I am puzzled by your description of the alignments in the Democratic Party and how Joe Biden fit into them. I think it incontestable that after the 1960s the Democratic Party moved away from the FDR-Harry Truman-LBJ commitment to the New Deal and its emphasis on economic equity. Beginning with Cater and accelerating with the Clintons and Obama, the party became committed to neo-liberalism and de-regulation. They didn't reverse the flattening out of the progressive income tax that began with Reagan. They didn't push hard to raise the minimum wage, and their commitment to universal affordable health care, which can only be realized by Medicare for Everyone, was absent.
But then you say, "The Clinton-Obama-Sanders-Elizabeth Warren style of Democrats represent the economic and cultural leadership of socially liberal college graduates." I can't understand that grouping, It was Sanders and Warren and others who pushed hard to return the Democrats to the New Deal commitment to economic equity, proper taxation, and corporate and financial regulation, which the Clintons and Obama had rejected.
Biden did not present himself during the 2020 campaign as nearly committed to the New Deal legacy as his main challengers, Sanders and Warren. He presented himself as the "centrist" candidate. And you were keen for him exactly for that reason, since you have a knee=jerk antipathy to the progressive wing of the party. People were rather surprised that, once in office, Biden was so progressive in his domestic policies. We attributed it largely to the progressives in Congress. There's no doubt that Biden had a longstanding commitment to organized labor, but neither in the Senate nor as VP did he indicate that he was as close to Sanders on economic policy as he proved to be.
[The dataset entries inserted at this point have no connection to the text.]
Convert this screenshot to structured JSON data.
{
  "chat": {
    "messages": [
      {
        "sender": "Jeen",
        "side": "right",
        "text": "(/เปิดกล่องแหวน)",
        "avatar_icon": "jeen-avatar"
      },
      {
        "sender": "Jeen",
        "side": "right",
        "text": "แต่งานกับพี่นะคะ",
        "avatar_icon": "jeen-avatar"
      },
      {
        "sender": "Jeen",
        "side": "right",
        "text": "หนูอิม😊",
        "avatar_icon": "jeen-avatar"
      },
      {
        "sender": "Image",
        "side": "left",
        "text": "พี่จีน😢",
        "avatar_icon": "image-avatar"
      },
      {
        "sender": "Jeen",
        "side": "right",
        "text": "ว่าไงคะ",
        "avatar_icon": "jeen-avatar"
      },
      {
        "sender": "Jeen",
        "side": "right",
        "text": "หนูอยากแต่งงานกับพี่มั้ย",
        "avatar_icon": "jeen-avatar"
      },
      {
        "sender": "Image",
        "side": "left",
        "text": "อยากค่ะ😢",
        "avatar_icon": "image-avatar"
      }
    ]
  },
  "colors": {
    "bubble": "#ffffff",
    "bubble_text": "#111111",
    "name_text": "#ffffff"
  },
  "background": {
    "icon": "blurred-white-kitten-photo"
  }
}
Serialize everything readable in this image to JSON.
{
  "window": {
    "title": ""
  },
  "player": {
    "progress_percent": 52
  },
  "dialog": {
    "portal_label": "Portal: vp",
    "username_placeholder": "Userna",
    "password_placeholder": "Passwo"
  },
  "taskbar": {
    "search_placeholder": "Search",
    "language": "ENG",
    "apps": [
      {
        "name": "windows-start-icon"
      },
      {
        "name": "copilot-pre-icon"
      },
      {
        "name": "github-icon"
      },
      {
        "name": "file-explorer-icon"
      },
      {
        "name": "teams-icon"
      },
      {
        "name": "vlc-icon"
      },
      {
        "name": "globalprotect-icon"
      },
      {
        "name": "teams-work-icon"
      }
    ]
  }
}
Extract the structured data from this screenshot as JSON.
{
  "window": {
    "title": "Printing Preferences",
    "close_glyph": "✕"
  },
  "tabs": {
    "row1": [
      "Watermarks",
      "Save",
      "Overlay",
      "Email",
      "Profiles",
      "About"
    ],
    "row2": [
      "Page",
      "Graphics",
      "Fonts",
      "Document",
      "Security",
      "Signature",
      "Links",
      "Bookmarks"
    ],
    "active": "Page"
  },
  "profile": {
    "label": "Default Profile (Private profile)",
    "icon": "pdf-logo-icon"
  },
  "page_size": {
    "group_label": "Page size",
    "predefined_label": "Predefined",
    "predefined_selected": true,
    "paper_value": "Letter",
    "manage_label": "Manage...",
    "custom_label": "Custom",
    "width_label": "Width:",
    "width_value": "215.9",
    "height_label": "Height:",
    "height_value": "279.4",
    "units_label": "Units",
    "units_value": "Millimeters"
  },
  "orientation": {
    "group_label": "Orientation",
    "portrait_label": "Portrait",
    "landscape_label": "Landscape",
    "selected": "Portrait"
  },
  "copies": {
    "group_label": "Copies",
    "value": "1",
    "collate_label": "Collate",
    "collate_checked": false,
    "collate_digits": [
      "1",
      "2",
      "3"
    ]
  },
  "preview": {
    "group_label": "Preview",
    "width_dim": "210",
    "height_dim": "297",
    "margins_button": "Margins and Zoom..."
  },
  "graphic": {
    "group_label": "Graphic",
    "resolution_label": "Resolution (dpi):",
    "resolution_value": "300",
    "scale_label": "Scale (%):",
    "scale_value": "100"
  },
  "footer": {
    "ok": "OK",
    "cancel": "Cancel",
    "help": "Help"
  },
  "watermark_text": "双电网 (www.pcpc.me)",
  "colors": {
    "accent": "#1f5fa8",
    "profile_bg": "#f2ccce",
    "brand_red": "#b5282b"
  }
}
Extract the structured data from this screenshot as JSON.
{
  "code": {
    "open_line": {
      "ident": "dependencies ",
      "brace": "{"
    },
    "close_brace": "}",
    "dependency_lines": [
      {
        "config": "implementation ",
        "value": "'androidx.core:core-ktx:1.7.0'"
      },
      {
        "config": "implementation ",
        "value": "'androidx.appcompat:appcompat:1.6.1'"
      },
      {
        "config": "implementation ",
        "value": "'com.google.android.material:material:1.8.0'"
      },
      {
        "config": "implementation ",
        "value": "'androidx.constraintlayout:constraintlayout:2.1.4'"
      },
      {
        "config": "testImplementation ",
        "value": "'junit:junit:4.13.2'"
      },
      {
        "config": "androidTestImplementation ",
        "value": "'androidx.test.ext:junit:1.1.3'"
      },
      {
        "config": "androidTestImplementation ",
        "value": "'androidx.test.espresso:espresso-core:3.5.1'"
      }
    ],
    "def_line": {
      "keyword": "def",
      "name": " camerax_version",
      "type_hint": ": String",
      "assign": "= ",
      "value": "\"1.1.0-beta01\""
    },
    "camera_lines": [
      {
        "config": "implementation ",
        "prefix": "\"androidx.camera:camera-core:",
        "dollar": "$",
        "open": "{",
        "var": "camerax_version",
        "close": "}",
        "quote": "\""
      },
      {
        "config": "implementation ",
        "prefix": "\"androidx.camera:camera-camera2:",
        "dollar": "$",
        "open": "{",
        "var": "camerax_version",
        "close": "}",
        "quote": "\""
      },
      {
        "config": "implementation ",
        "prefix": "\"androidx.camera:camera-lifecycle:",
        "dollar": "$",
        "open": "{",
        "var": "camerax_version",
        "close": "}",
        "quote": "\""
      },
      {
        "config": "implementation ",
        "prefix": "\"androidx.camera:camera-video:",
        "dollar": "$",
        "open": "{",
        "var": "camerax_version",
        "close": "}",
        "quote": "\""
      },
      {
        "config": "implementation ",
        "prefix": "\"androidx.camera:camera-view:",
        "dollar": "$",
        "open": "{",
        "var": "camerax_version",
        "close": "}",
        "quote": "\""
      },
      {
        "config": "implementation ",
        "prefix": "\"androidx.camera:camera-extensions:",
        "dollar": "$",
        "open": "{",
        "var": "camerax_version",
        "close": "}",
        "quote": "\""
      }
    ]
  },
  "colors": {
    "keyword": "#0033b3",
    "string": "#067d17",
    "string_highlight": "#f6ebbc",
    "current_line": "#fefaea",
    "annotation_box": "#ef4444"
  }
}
That is why Sanders was one of his die-hard supporters when he was being pressured yo step aside.
You have to be more careful in your description of alignments within the Democratic Party over time.
I've been very impressed by our VP in the last year or two. Early on, she seemed tentative and amorphous, and often defensive during her public interactions. Now, it seems to me, she has a consistently solid, organized, and genuinely happy presence; in short, charisma.
I think that what will win the election is persona more than policy. That's a real shame, I believe: as a general matter, policy ought to win the day. But now we have two personae, and my bet is on Harris; only the MAGA base is going to accept the horrid name-calling that is Trump's trademark.